Likewise, Womack said a lot of people studying this connection focus primarily on why the correlation exists, but Womack’s greatest curiosities lie elsewhere.
“To me, that’s not the most important question we should be asking. As a social worker, and as someone who is queer herself and also works in the disability space,” she said, “I think the better questions are, how can we support these folks and how can we change social views, social norms and perceptions to create an environment that’s safer for people who are both disabled and queer?”
Womack has actively researched the way disability and queer identity interact in mental health services.
Womack has actively researched the intersectionality of disability and queerness in mental health services. For her dissertation, she interviewed people who identified as queer and disabled and explored how those identities affect the therapist-client relationship, something she said was a new frontier in this field of research.
“That can be a space that is, I think, particularly difficult for folks to navigate, especially when we think about providers and their knowledge of serving the queer and disabled population,” she said. “It’s something that needs a lot more attention than it gets.”
Womack’s Findings
Womack noted that understanding queer clients has come a long way in recent years, but providers’ understanding of disability has a long way to go in many cases.
“What I found a lot is that there were quite a few providers who were queer and who were pretty well versed on the culture that comes with that and some of the issues that the queer community faces, but those people had no real knowledge or understanding of disability,” she said. “There is often a misunderstanding of where is the line? What are we actually looking to treat and what do we accept as part of who this person is?”
In addition, Womack noted that some queer identities, such as asexuality, are not as well-understood among providers and their misconceptions can alienate people who are seeking help. She believes training can help address these misconceptions.
“As much as [social workers and other mental health professionals] may take a social model approach to other aspects of identity, we don’t really do that with disability a lot of the time,” she said. “I think, sometimes it gets lumped into conversations around mental illness. So maybe if there’s discussion of autism, it’s in a class on psychopathology…providers often become so deeply ingrained in this medical model of disability that it can be really hard for them to step out of that.”
She also thinks providers compartmentalize people’s identities and said, “They didn’t know how to take an intersectional perspective, where they’re looking at the experience of this person who is queer and disabled. They were only looking at these things in pieces.”

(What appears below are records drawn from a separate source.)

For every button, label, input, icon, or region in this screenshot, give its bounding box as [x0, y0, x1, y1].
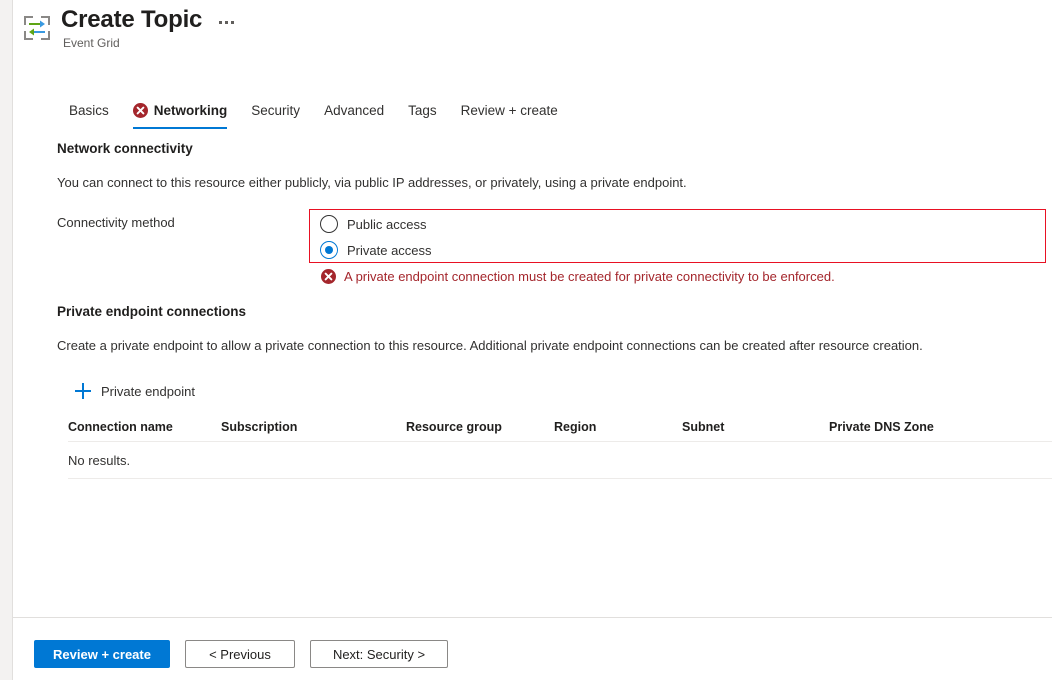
title-row: Create Topic: [61, 5, 236, 35]
tab-label: Advanced: [324, 103, 384, 118]
radio-label: Private access: [347, 243, 432, 258]
column-header-connection-name[interactable]: Connection name: [68, 420, 221, 434]
connectivity-error: A private endpoint connection must be cr…: [321, 269, 835, 284]
radio-option-public-access[interactable]: Public access: [310, 211, 1045, 237]
blade-header: Create Topic Event Grid: [13, 0, 1052, 62]
blade-subtitle: Event Grid: [63, 36, 120, 50]
next-security-button[interactable]: Next: Security >: [310, 640, 448, 668]
table-header-row: Connection name Subscription Resource gr…: [68, 412, 1052, 442]
error-icon: [133, 103, 148, 118]
connectivity-method-radio-group: Public access Private access: [309, 209, 1046, 263]
column-header-private-dns-zone[interactable]: Private DNS Zone: [829, 420, 989, 434]
column-header-resource-group[interactable]: Resource group: [406, 420, 554, 434]
portal-root: Create Topic Event Grid Basics Networkin…: [0, 0, 1052, 680]
radio-private-access-icon[interactable]: [320, 241, 338, 259]
add-private-endpoint-button[interactable]: Private endpoint: [75, 380, 195, 402]
private-endpoint-connections-heading: Private endpoint connections: [57, 304, 246, 319]
column-header-region[interactable]: Region: [554, 420, 682, 434]
tab-label: Review + create: [461, 103, 558, 118]
tab-security[interactable]: Security: [239, 96, 312, 124]
footer-actions: Review + create < Previous Next: Securit…: [34, 640, 448, 668]
tab-label: Networking: [154, 103, 228, 118]
add-private-endpoint-label: Private endpoint: [101, 384, 195, 399]
column-header-subscription[interactable]: Subscription: [221, 420, 406, 434]
tab-review-create[interactable]: Review + create: [449, 96, 570, 124]
error-message: A private endpoint connection must be cr…: [344, 269, 835, 284]
review-create-button[interactable]: Review + create: [34, 640, 170, 668]
previous-button[interactable]: < Previous: [185, 640, 295, 668]
tab-networking[interactable]: Networking: [121, 96, 240, 124]
tab-label: Security: [251, 103, 300, 118]
error-icon: [321, 269, 336, 284]
network-connectivity-description: You can connect to this resource either …: [57, 174, 997, 192]
create-topic-blade: Create Topic Event Grid Basics Networkin…: [12, 0, 1052, 680]
tab-tags[interactable]: Tags: [396, 96, 449, 124]
connectivity-method-label: Connectivity method: [57, 215, 175, 230]
network-connectivity-heading: Network connectivity: [57, 141, 193, 156]
tab-label: Tags: [408, 103, 437, 118]
tab-basics[interactable]: Basics: [57, 96, 121, 124]
tab-label: Basics: [69, 103, 109, 118]
wizard-tabs: Basics Networking Security Advanced Tags: [57, 96, 570, 128]
blade-footer: Review + create < Previous Next: Securit…: [13, 617, 1052, 681]
private-endpoint-connections-description: Create a private endpoint to allow a pri…: [57, 337, 1007, 355]
plus-icon: [75, 383, 91, 399]
event-grid-topic-icon: [21, 13, 53, 43]
radio-public-access-icon[interactable]: [320, 215, 338, 233]
radio-label: Public access: [347, 217, 426, 232]
page-title: Create Topic: [61, 5, 202, 35]
private-endpoint-connections-table: Connection name Subscription Resource gr…: [68, 412, 1052, 479]
table-row-empty: No results.: [68, 442, 1052, 479]
radio-option-private-access[interactable]: Private access: [310, 237, 1045, 263]
empty-state-message: No results.: [68, 453, 130, 468]
more-options-icon[interactable]: [217, 17, 236, 28]
column-header-subnet[interactable]: Subnet: [682, 420, 829, 434]
tab-advanced[interactable]: Advanced: [312, 96, 396, 124]
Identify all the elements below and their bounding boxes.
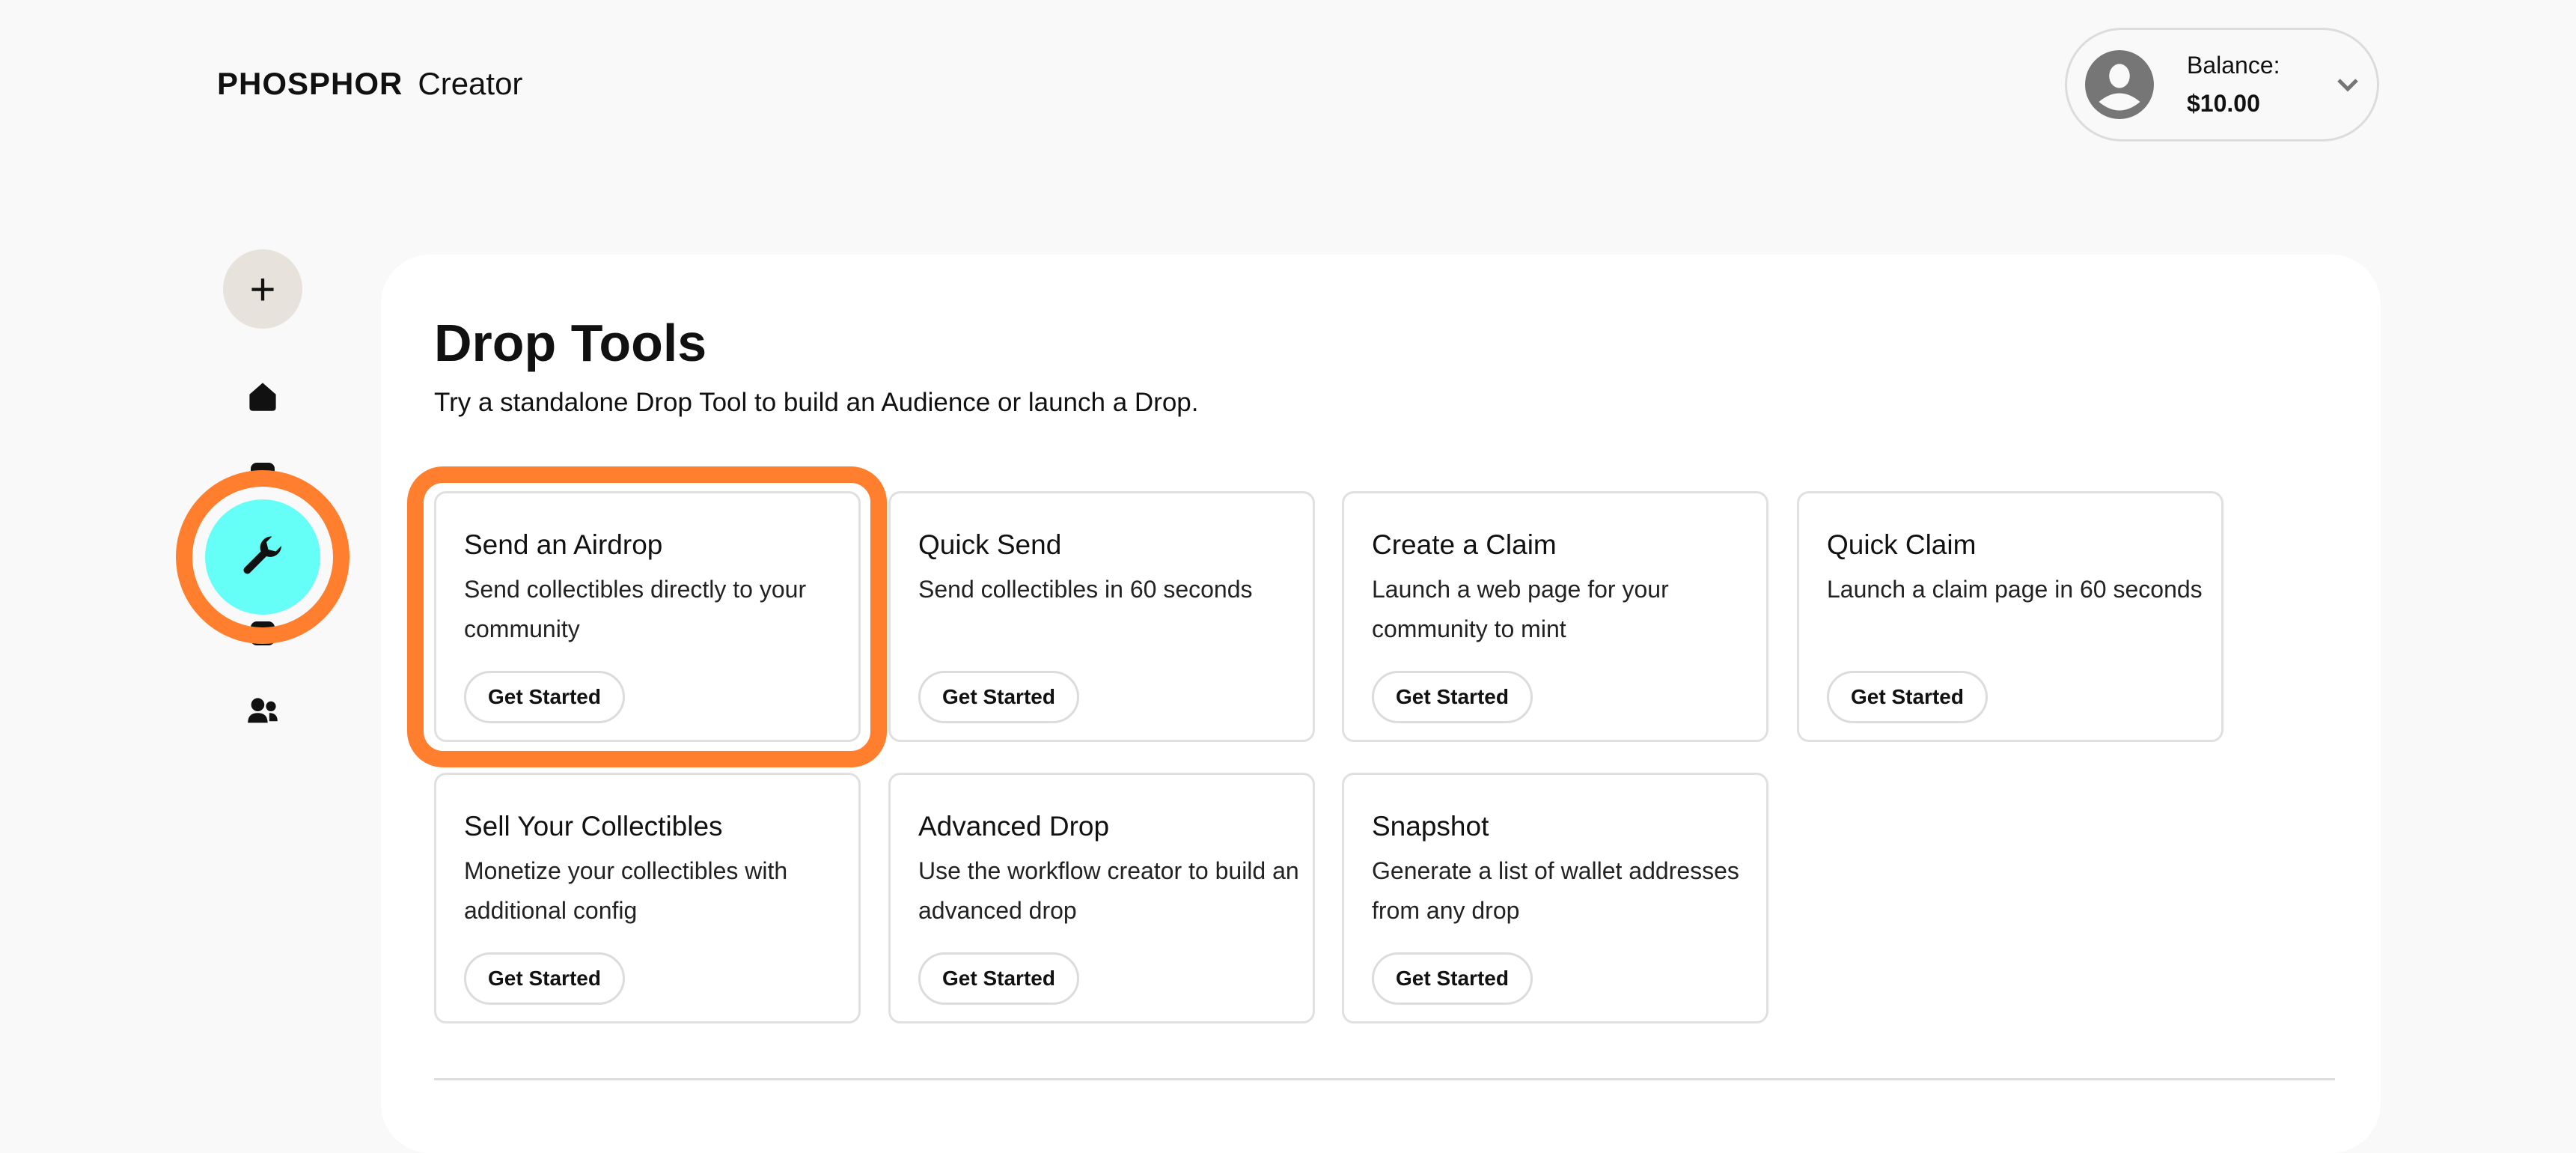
get-started-button[interactable]: Get Started: [918, 952, 1079, 1005]
logo-product: Creator: [418, 66, 523, 101]
card-description: Generate a list of wallet addresses from…: [1372, 857, 1739, 924]
get-started-button[interactable]: Get Started: [464, 952, 625, 1005]
tool-card[interactable]: Snapshot Generate a list of wallet addre…: [1342, 773, 1768, 1023]
tool-card[interactable]: Send an Airdrop Send collectibles direct…: [434, 491, 861, 742]
home-icon: [249, 383, 276, 411]
logo-brand: PHOSPHOR: [217, 66, 403, 101]
tool-card[interactable]: Quick Send Send collectibles in 60 secon…: [888, 491, 1315, 742]
card-title: Snapshot: [1372, 811, 1489, 842]
card-description: Launch a web page for your community to …: [1372, 576, 1669, 642]
get-started-button[interactable]: Get Started: [1827, 671, 1988, 723]
people-icon: [248, 698, 278, 723]
card-title: Quick Send: [918, 529, 1062, 560]
card-description: Monetize your collectibles with addition…: [464, 857, 788, 924]
card-title: Create a Claim: [1372, 529, 1557, 560]
tool-card[interactable]: Create a Claim Launch a web page for you…: [1342, 491, 1768, 742]
sidebar-item-home[interactable]: [246, 380, 279, 413]
sidebar-item-audience[interactable]: [246, 695, 279, 728]
card-title: Advanced Drop: [918, 811, 1110, 842]
page-subtitle: Try a standalone Drop Tool to build an A…: [434, 388, 1199, 417]
create-button[interactable]: +: [223, 249, 302, 329]
card-title: Quick Claim: [1827, 529, 1977, 560]
tool-card[interactable]: Advanced Drop Use the workflow creator t…: [888, 773, 1315, 1023]
avatar-icon: [2085, 50, 2154, 119]
get-started-button[interactable]: Get Started: [1372, 671, 1533, 723]
page-title: Drop Tools: [434, 314, 707, 372]
balance-value: $10.00: [2187, 90, 2260, 117]
card-description: Send collectibles directly to your commu…: [464, 576, 807, 642]
balance-label: Balance:: [2187, 52, 2280, 79]
wrench-icon: [243, 536, 281, 574]
get-started-button[interactable]: Get Started: [1372, 952, 1533, 1005]
card-description: Send collectibles in 60 seconds: [918, 576, 1253, 603]
account-balance-menu[interactable]: Balance: $10.00: [2065, 28, 2379, 142]
card-description: Use the workflow creator to build an adv…: [918, 857, 1299, 924]
divider: [434, 1078, 2335, 1080]
card-title: Send an Airdrop: [464, 529, 663, 560]
logo[interactable]: PHOSPHOR Creator: [217, 66, 522, 102]
get-started-button[interactable]: Get Started: [464, 671, 625, 723]
card-description: Launch a claim page in 60 seconds: [1827, 576, 2203, 603]
card-title: Sell Your Collectibles: [464, 811, 723, 842]
plus-icon: +: [249, 264, 276, 314]
tool-card[interactable]: Sell Your Collectibles Monetize your col…: [434, 773, 861, 1023]
sidebar-item-drop-tools[interactable]: [205, 499, 320, 615]
chevron-down-icon: [2337, 79, 2358, 92]
get-started-button[interactable]: Get Started: [918, 671, 1079, 723]
tool-card[interactable]: Quick Claim Launch a claim page in 60 se…: [1797, 491, 2224, 742]
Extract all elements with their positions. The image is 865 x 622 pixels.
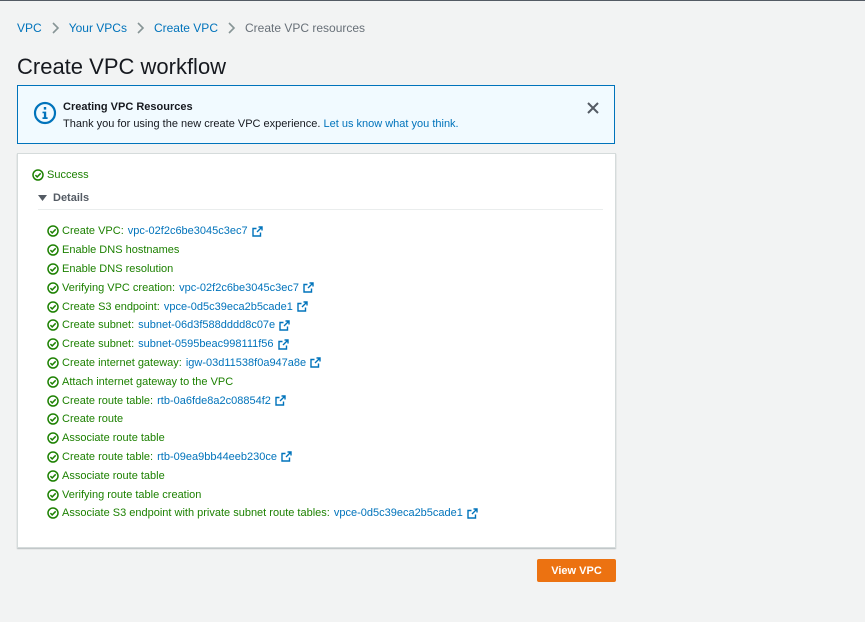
info-icon	[33, 101, 57, 125]
status-success: Success	[32, 169, 89, 181]
step-item: Verifying VPC creation: vpc-02f2c6be3045c…	[47, 278, 478, 297]
check-circle-icon	[47, 376, 59, 388]
resource-link[interactable]: rtb-0a6fde8a2c08854f2	[157, 395, 271, 407]
step-text: Create route	[62, 413, 124, 426]
step-item: Associate route table	[47, 466, 478, 485]
step-item: Associate route table	[47, 429, 478, 448]
resource-link[interactable]: subnet-06d3f588dddd8c07e	[138, 319, 275, 331]
resource-link[interactable]: vpce-0d5c39eca2b5cade1	[334, 507, 463, 519]
external-link-icon[interactable]	[277, 338, 289, 350]
external-link-icon[interactable]	[279, 320, 290, 331]
chevron-right-icon	[136, 22, 145, 34]
step-text: Create S3 endpoint:	[62, 300, 160, 313]
steps-list: Create VPC: vpc-02f2c6be3045c3ec7 Enable D…	[47, 222, 478, 523]
step-item: Create internet gateway: igw-03d11538f0a9…	[47, 354, 478, 373]
resource-link[interactable]: subnet-0595beac998111f56	[138, 338, 273, 350]
step-item: Verifying route table creation	[47, 485, 478, 504]
external-link-icon[interactable]	[310, 357, 321, 369]
step-item: Enable DNS hostnames	[47, 241, 478, 260]
check-circle-icon	[47, 507, 59, 520]
step-text: Create subnet:	[62, 338, 135, 351]
resource-link[interactable]: vpce-0d5c39eca2b5cade1	[164, 301, 293, 313]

Womack discussed the impact of providers who had marginalized identities themselves on service provision. Often, providers with any marginalized identity created a more comfortable space for queer clients with disabilities, even in cases where it wasn’t an identity clients shared. It was rare for providers to disclose whether or not they had a disability. Womack suspects that this, much like other patterns her research highlighted, is due to the more medical approach in the field’s education practices.
Education is the easiest place to start fixing those problems. Womack noted that no educational program could teach providers everything, but they could still have a profound impact if they changed their approach.
“They can teach folks to look at disability in a certain way and to consider disability in a certain way,” she said. “The most important thing that we can be teaching these future mental health providers is to learn from people who identify as disabled.”